While the Platinum card may make more sense if you’re frequently flying out of airports with Centurion lounges, or if you’re a frequent Delta flyer, or if you value the Membership Rewards transfer partners far more, overall, the Citi Prestige wins out in my book. And given that it’s essentially a $100/year card if you do it right, I often feel it really competes with the cards in the next category.


Small fee, good airline rewards: Citi Premier, American Express Premier Rewards Gold, Chase Sapphire Preferred

If you’re getting the Citi Prestige for $100/year as I detailed above, there’s really no reason to get the Citi Premier, as it’s $95/year after the first year, without any of the great benefits. So it essentially comes down to the Chase Sapphire Preferred vs. American Express Premier Rewards Gold.

While it may be heresy to say so in the blogger community, if you can live without the plunk factor (the CSP is metal, the PRG is plastic), I honestly feel that the Premier Rewards Gold is a better choice. Both have no annual fee, but the Chase Sapphire Preferred is $95 after the first year, and the Premier Rewards Gold is $175 after the first year.

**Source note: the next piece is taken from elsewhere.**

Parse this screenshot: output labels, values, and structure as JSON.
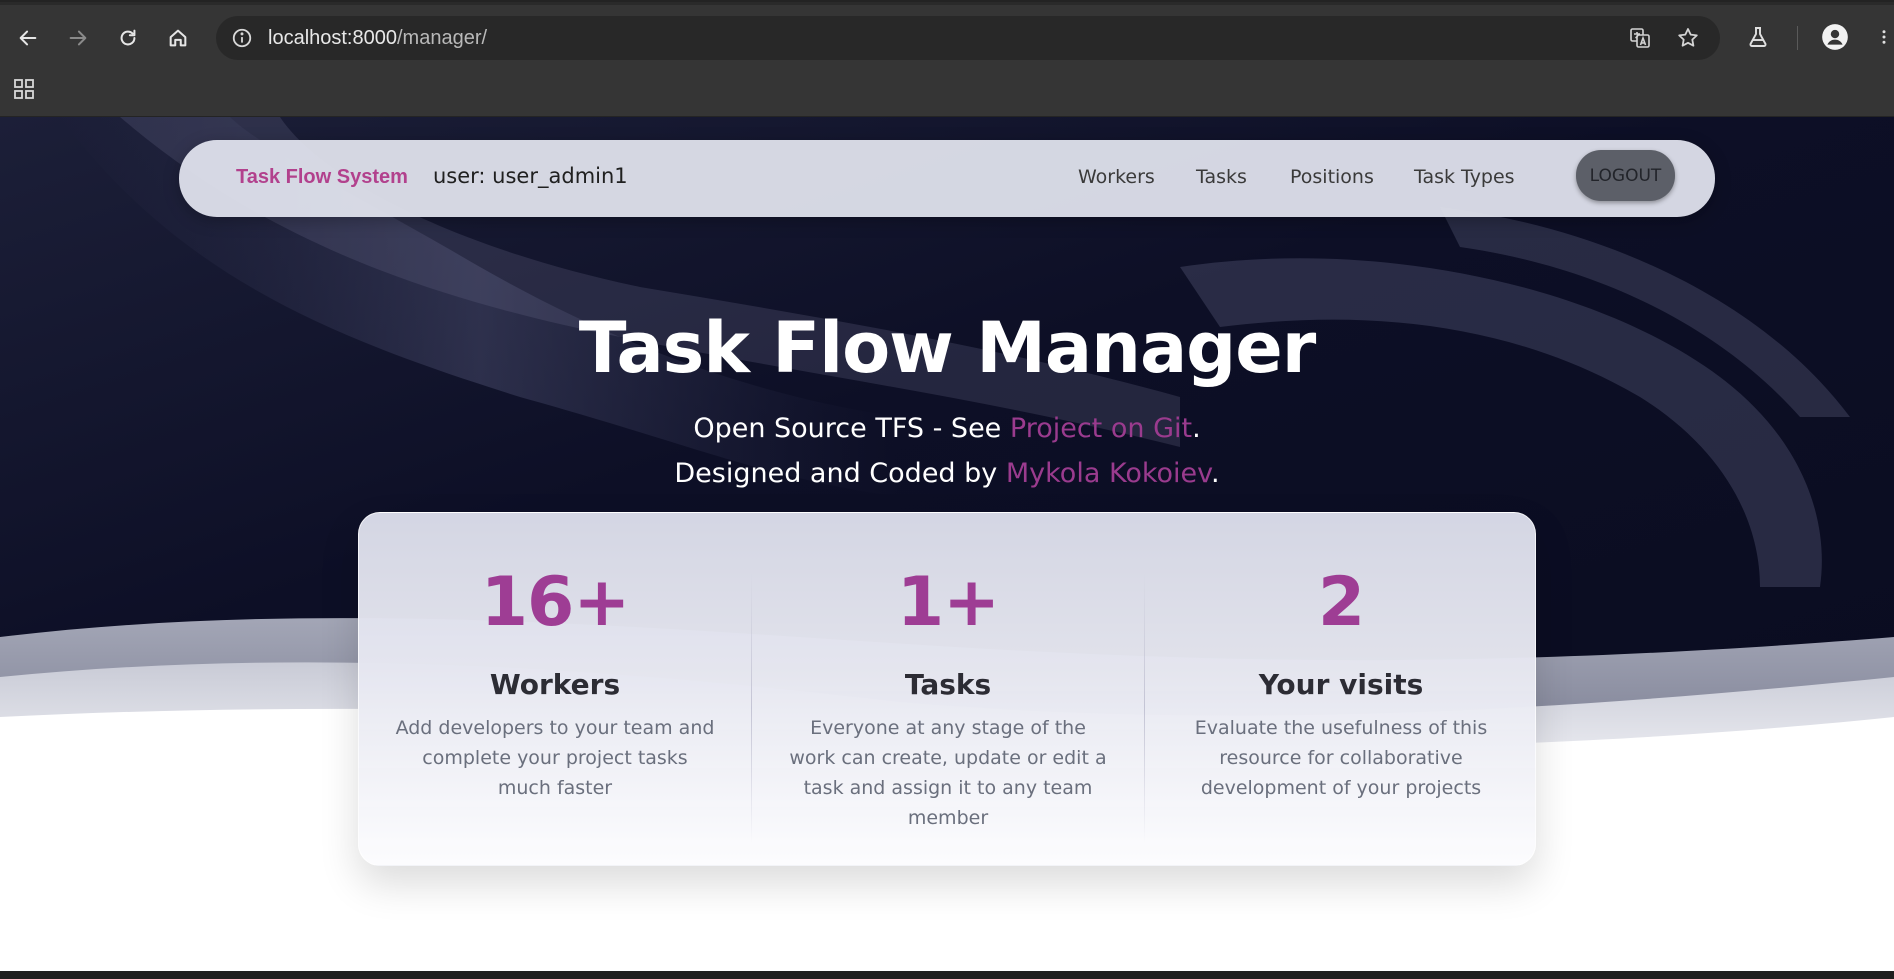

However, it also comes with a yearly airline fee credit, which again, if used correctly, can be used for airfare, bringing the fee down to $75.

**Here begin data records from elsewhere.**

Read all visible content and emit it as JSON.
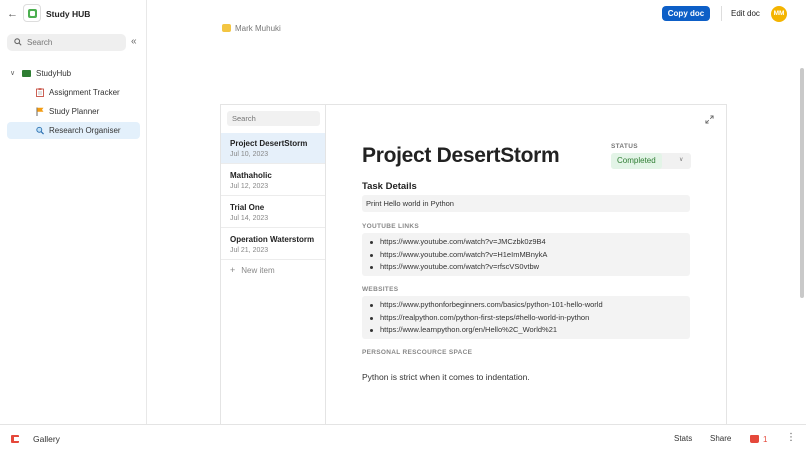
{
  "sidebar": {
    "app_title": "Study HUB",
    "search_placeholder": "Search",
    "root": {
      "label": "StudyHub"
    },
    "items": [
      {
        "label": "Assignment Tracker",
        "icon": "clipboard-icon",
        "active": false
      },
      {
        "label": "Study Planner",
        "icon": "flag-icon",
        "active": false
      },
      {
        "label": "Research Organiser",
        "icon": "magnifier-icon",
        "active": true
      }
    ]
  },
  "topbar": {
    "author": "Mark Muhuki",
    "copy_label": "Copy doc",
    "edit_label": "Edit doc",
    "avatar_initials": "MM"
  },
  "list": {
    "search_placeholder": "Search",
    "items": [
      {
        "title": "Project DesertStorm",
        "date": "Jul 10, 2023"
      },
      {
        "title": "Mathaholic",
        "date": "Jul 12, 2023"
      },
      {
        "title": "Trial One",
        "date": "Jul 14, 2023"
      },
      {
        "title": "Operation Waterstorm",
        "date": "Jul 21, 2023"
      }
    ],
    "new_item_label": "New item"
  },
  "doc": {
    "title": "Project DesertStorm",
    "status_label": "STATUS",
    "status_value": "Completed",
    "task_details_heading": "Task Details",
    "task_details_value": "Print Hello world in Python",
    "youtube_label": "YOUTUBE LINKS",
    "youtube_links": [
      "https://www.youtube.com/watch?v=JMCzbk0z9B4",
      "https://www.youtube.com/watch?v=H1eImMBnykA",
      "https://www.youtube.com/watch?v=rfscVS0vtbw"
    ],
    "websites_label": "WEBSITES",
    "websites": [
      "https://www.pythonforbeginners.com/basics/python-101-hello-world",
      "https://realpython.com/python-first-steps/#hello-world-in-python",
      "https://www.learnpython.org/en/Hello%2C_World%21"
    ],
    "personal_label": "PERSONAL RESCOURCE SPACE",
    "personal_text": "Python is strict when it comes to indentation."
  },
  "bottombar": {
    "gallery_label": "Gallery",
    "stats_label": "Stats",
    "share_label": "Share",
    "like_count": "1"
  },
  "colors": {
    "accent": "#0d5fc7",
    "selected_bg": "#e3f0fb",
    "status_green": "#2e7d32",
    "brand_red": "#e5483b"
  }
}
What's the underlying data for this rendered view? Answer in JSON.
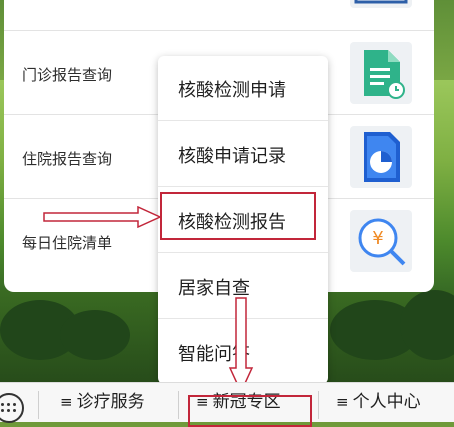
{
  "list": {
    "rows": [
      {
        "label": ""
      },
      {
        "label": "门诊报告查询"
      },
      {
        "label": "住院报告查询"
      },
      {
        "label": "每日住院清单"
      }
    ]
  },
  "popup_menu": {
    "items": [
      {
        "label": "核酸检测申请"
      },
      {
        "label": "核酸申请记录"
      },
      {
        "label": "核酸检测报告"
      },
      {
        "label": "居家自查"
      },
      {
        "label": "智能问答"
      }
    ],
    "highlighted_item": "核酸检测报告"
  },
  "bottom_bar": {
    "keyboard_icon": "keyboard-icon",
    "tabs": [
      {
        "label": "诊疗服务",
        "icon": "menu-icon"
      },
      {
        "label": "新冠专区",
        "icon": "menu-icon"
      },
      {
        "label": "个人中心",
        "icon": "menu-icon"
      }
    ],
    "active_tab": "新冠专区"
  },
  "annotation_color": "#c2263a"
}
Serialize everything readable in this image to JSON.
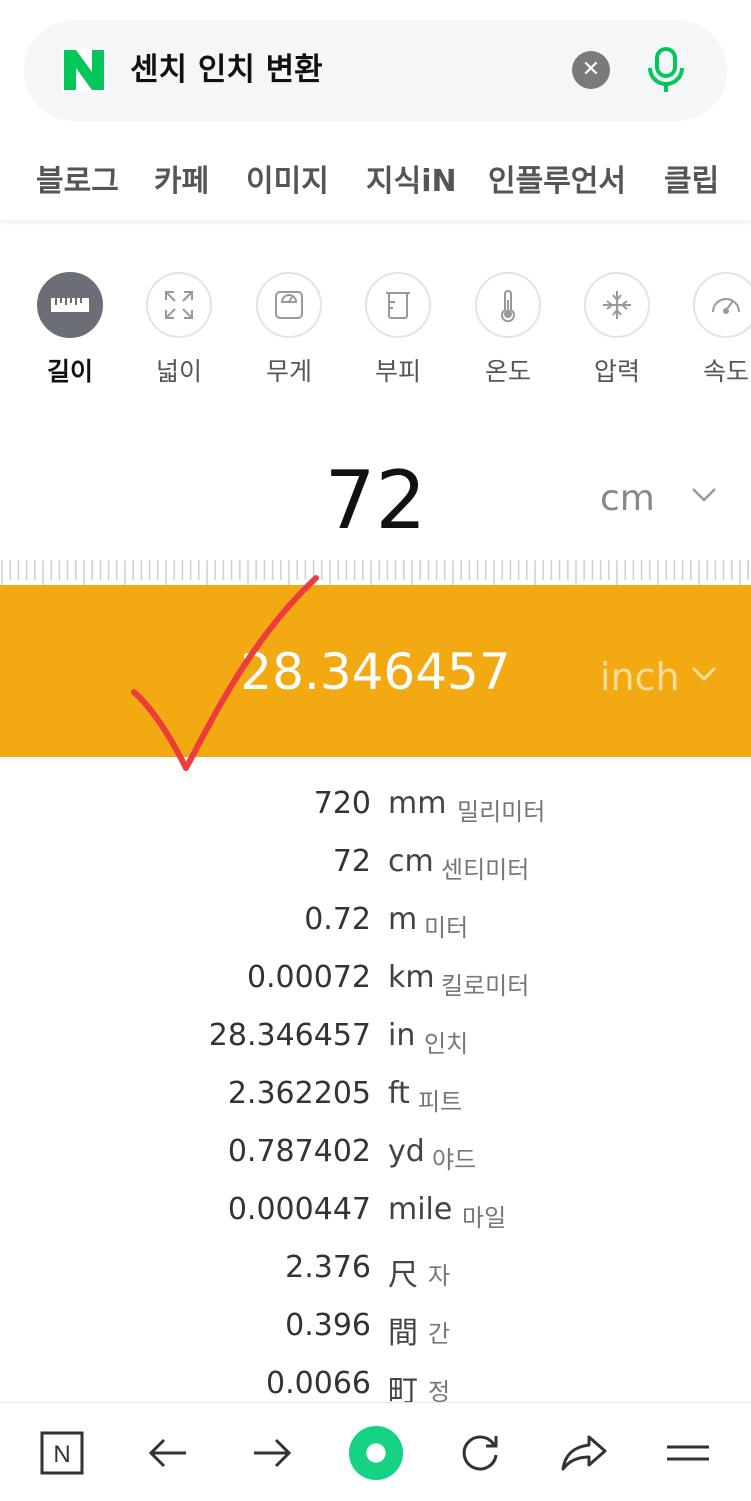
{
  "search": {
    "query": "센치 인치 변환",
    "logo_text": "N",
    "brand_color": "#03c75a"
  },
  "tabs": [
    "블로그",
    "카페",
    "이미지",
    "지식iN",
    "인플루언서",
    "클립"
  ],
  "categories": [
    {
      "label": "길이",
      "icon": "ruler-icon",
      "active": true
    },
    {
      "label": "넓이",
      "icon": "area-expand-icon",
      "active": false
    },
    {
      "label": "무게",
      "icon": "scale-icon",
      "active": false
    },
    {
      "label": "부피",
      "icon": "beaker-icon",
      "active": false
    },
    {
      "label": "온도",
      "icon": "thermometer-icon",
      "active": false
    },
    {
      "label": "압력",
      "icon": "pressure-icon",
      "active": false
    },
    {
      "label": "속도",
      "icon": "speedometer-icon",
      "active": false
    }
  ],
  "converter": {
    "input_value": "72",
    "input_unit": "cm",
    "output_value": "28.346457",
    "output_unit": "inch",
    "accent_color": "#f3a912"
  },
  "conversions": [
    {
      "value": "720",
      "unit": "mm",
      "name": "밀리미터"
    },
    {
      "value": "72",
      "unit": "cm",
      "name": "센티미터"
    },
    {
      "value": "0.72",
      "unit": "m",
      "name": "미터"
    },
    {
      "value": "0.00072",
      "unit": "km",
      "name": "킬로미터"
    },
    {
      "value": "28.346457",
      "unit": "in",
      "name": "인치"
    },
    {
      "value": "2.362205",
      "unit": "ft",
      "name": "피트"
    },
    {
      "value": "0.787402",
      "unit": "yd",
      "name": "야드"
    },
    {
      "value": "0.000447",
      "unit": "mile",
      "name": "마일"
    },
    {
      "value": "2.376",
      "unit": "尺",
      "name": "자"
    },
    {
      "value": "0.396",
      "unit": "間",
      "name": "간"
    },
    {
      "value": "0.0066",
      "unit": "町",
      "name": "정"
    }
  ],
  "bottom_nav": {
    "home_label": "N",
    "icons": [
      "naver-home-icon",
      "back-arrow-icon",
      "forward-arrow-icon",
      "green-dot-icon",
      "refresh-icon",
      "share-icon",
      "menu-icon"
    ]
  }
}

The PRG also offers slightly better bonus categories, offering triple points on airfare and double points on gas, dining, and supermarkets where as the CSP only offers double points on travel and dining. While United is a very important Ultimate Rewards transfer partner for booking Star Alliance flights (in addition to Singapore), Membership Rewards will let you transfer to Air Canada’s Aeroplan frequent flyer program in addition to Singapore  Airlines, as well as Delta, Virgin America, JetBlue, and Hawaiian. Though if you want Southwest points, the CSP might be better.

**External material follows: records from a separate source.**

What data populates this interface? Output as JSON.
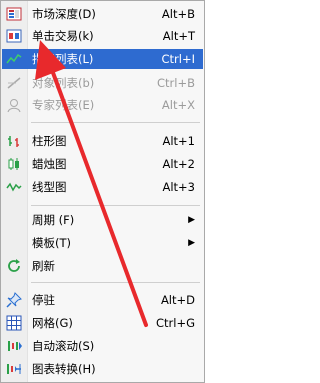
{
  "menu": {
    "market_depth": {
      "label": "市场深度(D)",
      "shortcut": "Alt+B"
    },
    "one_click": {
      "label": "单击交易(k)",
      "shortcut": "Alt+T"
    },
    "indicator_list": {
      "label": "指标列表(L)",
      "shortcut": "Ctrl+I"
    },
    "object_list": {
      "label": "对象列表(b)",
      "shortcut": "Ctrl+B"
    },
    "expert_list": {
      "label": "专家列表(E)",
      "shortcut": "Alt+X"
    },
    "bar_chart": {
      "label": "柱形图",
      "shortcut": "Alt+1"
    },
    "candle_chart": {
      "label": "蜡烛图",
      "shortcut": "Alt+2"
    },
    "line_chart": {
      "label": "线型图",
      "shortcut": "Alt+3"
    },
    "period": {
      "label": "周期 (F)"
    },
    "template": {
      "label": "模板(T)"
    },
    "refresh": {
      "label": "刷新"
    },
    "dock": {
      "label": "停驻",
      "shortcut": "Alt+D"
    },
    "grid": {
      "label": "网格(G)",
      "shortcut": "Ctrl+G"
    },
    "auto_scroll": {
      "label": "自动滚动(S)"
    },
    "chart_shift": {
      "label": "图表转换(H)"
    }
  },
  "colors": {
    "highlight": "#2e6bd0",
    "annotation_arrow": "#e8292c"
  },
  "icons": {
    "market_depth": "market-depth-icon",
    "one_click": "one-click-trading-icon",
    "indicator_list": "indicator-list-icon",
    "object_list": "object-list-icon",
    "expert_list": "expert-list-icon",
    "bar_chart": "bar-chart-icon",
    "candle_chart": "candlestick-icon",
    "line_chart": "line-chart-icon",
    "refresh": "refresh-icon",
    "dock": "pin-icon",
    "grid": "grid-icon",
    "auto_scroll": "auto-scroll-icon",
    "chart_shift": "chart-shift-icon"
  }
}
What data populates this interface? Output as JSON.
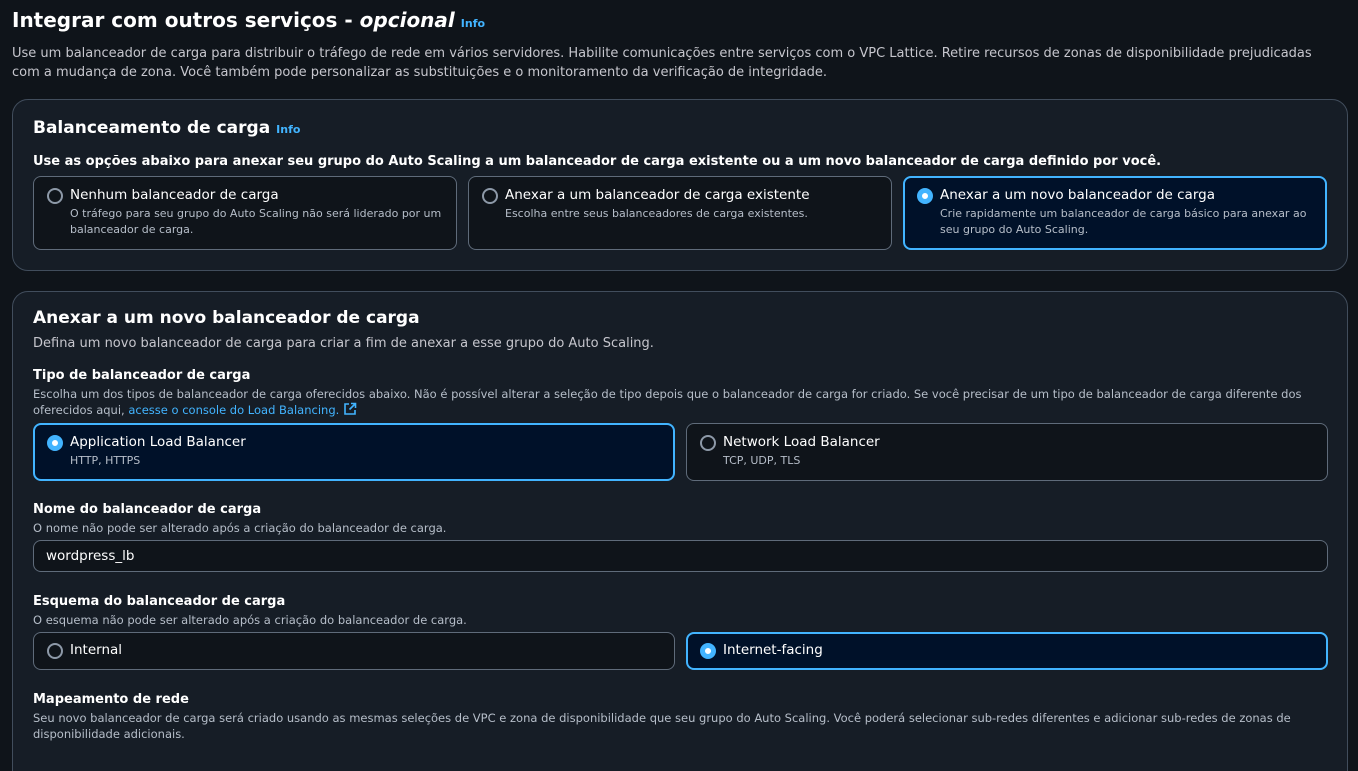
{
  "page": {
    "title": "Integrar com outros serviços - ",
    "title_optional": "opcional",
    "info": "Info",
    "description": "Use um balanceador de carga para distribuir o tráfego de rede em vários servidores. Habilite comunicações entre serviços com o VPC Lattice. Retire recursos de zonas de disponibilidade prejudicadas com a mudança de zona. Você também pode personalizar as substituições e o monitoramento da verificação de integridade."
  },
  "load_balancing": {
    "title": "Balanceamento de carga",
    "info": "Info",
    "prompt": "Use as opções abaixo para anexar seu grupo do Auto Scaling a um balanceador de carga existente ou a um novo balanceador de carga definido por você.",
    "options": [
      {
        "title": "Nenhum balanceador de carga",
        "description": "O tráfego para seu grupo do Auto Scaling não será liderado por um balanceador de carga.",
        "selected": false
      },
      {
        "title": "Anexar a um balanceador de carga existente",
        "description": "Escolha entre seus balanceadores de carga existentes.",
        "selected": false
      },
      {
        "title": "Anexar a um novo balanceador de carga",
        "description": "Crie rapidamente um balanceador de carga básico para anexar ao seu grupo do Auto Scaling.",
        "selected": true
      }
    ]
  },
  "new_lb": {
    "title": "Anexar a um novo balanceador de carga",
    "description": "Defina um novo balanceador de carga para criar a fim de anexar a esse grupo do Auto Scaling.",
    "type": {
      "label": "Tipo de balanceador de carga",
      "description": "Escolha um dos tipos de balanceador de carga oferecidos abaixo. Não é possível alterar a seleção de tipo depois que o balanceador de carga for criado. Se você precisar de um tipo de balanceador de carga diferente dos oferecidos aqui,",
      "link": "acesse o console do Load Balancing.",
      "options": [
        {
          "title": "Application Load Balancer",
          "description": "HTTP, HTTPS",
          "selected": true
        },
        {
          "title": "Network Load Balancer",
          "description": "TCP, UDP, TLS",
          "selected": false
        }
      ]
    },
    "name": {
      "label": "Nome do balanceador de carga",
      "description": "O nome não pode ser alterado após a criação do balanceador de carga.",
      "value": "wordpress_lb"
    },
    "scheme": {
      "label": "Esquema do balanceador de carga",
      "description": "O esquema não pode ser alterado após a criação do balanceador de carga.",
      "options": [
        {
          "title": "Internal",
          "selected": false
        },
        {
          "title": "Internet-facing",
          "selected": true
        }
      ]
    },
    "network": {
      "label": "Mapeamento de rede",
      "description": "Seu novo balanceador de carga será criado usando as mesmas seleções de VPC e zona de disponibilidade que seu grupo do Auto Scaling. Você poderá selecionar sub-redes diferentes e adicionar sub-redes de zonas de disponibilidade adicionais."
    }
  },
  "colors": {
    "accent": "#42b4ff",
    "background": "#0f141a",
    "container": "#161d26",
    "selected_tile": "#001129"
  }
}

Small fee, good cash rewards: Capital One Venture, Barclaycard Arrival Plus (again, the US Bank Flex Perks Travel Rewards and Wells Fargo Propel cards also fall into this category, but aren’t really worth discussing).

Both of these cards give you a bonus of $400 after spending $3,000 in the first three months, both of these cards will give you 2% cash back on all purchases when you redeem them for travel, and both have no foreign transaction fees. There aren’t many differences, but there are a few: For one, it’s generally easier to get approved for Capital One cards, though they will pull your credit report from all three bureaus. The Barclaycard card is also the only card that has chip and pin technology (most only have chip), which can be useful in Europe. It also gives you back 5% on all your redemptions. Notably, you can redeem your rewards for cash back at any time with the Venture card, whereas the Arrival card requires you to redeem in quantities of at least $25.

They both have the annual fee waived the first year, and Capital One assesses a $59 fee the next year, whereas Barclaycard’s is $89. However, Capital One will almost always waive this fee if you call them, whereas Barclaycard rarely does this. For this reason alone, if you have to choose just one, you’ll probably get more value out of the Capital One Venture over the long-term, though this could change based on your needs.

No fee: Capital One Venture One, Barclaycard Arrival, Bank of America Travel Rewards, Discover IT Miles. The Venture One and Arrival are identical to the cards described above, except that they both have no annual fee, signup bonuses of $200, and the Venture One is 1.25% cash back, and the Arrival is 2% cash back on travel and dining, and 1% for everything else. In this category, unless more than half your spending is on travel and dining, you’re probably better off going with the Bank of America Travel Rewards card, as it has the same high signup bonus $200, and a flat 1.5% cash back. on everything, and still no foreign transaction fees. The Discover IT Miles also offers a flat 1.5% cash back on everything as well as no foreign transaction fees, but there is no signup bonus, not to mention Discover has limited acceptance outside the US, so it’s hard to recommend it as a travel card (though there are some other good uses). The $30/year in-flight wi-fi credit is nice, though.

Of course, for maximum benefit, you’re best getting all of them, so you can make nice pretty pictures of airlines with your credit cards, as I did in the top image.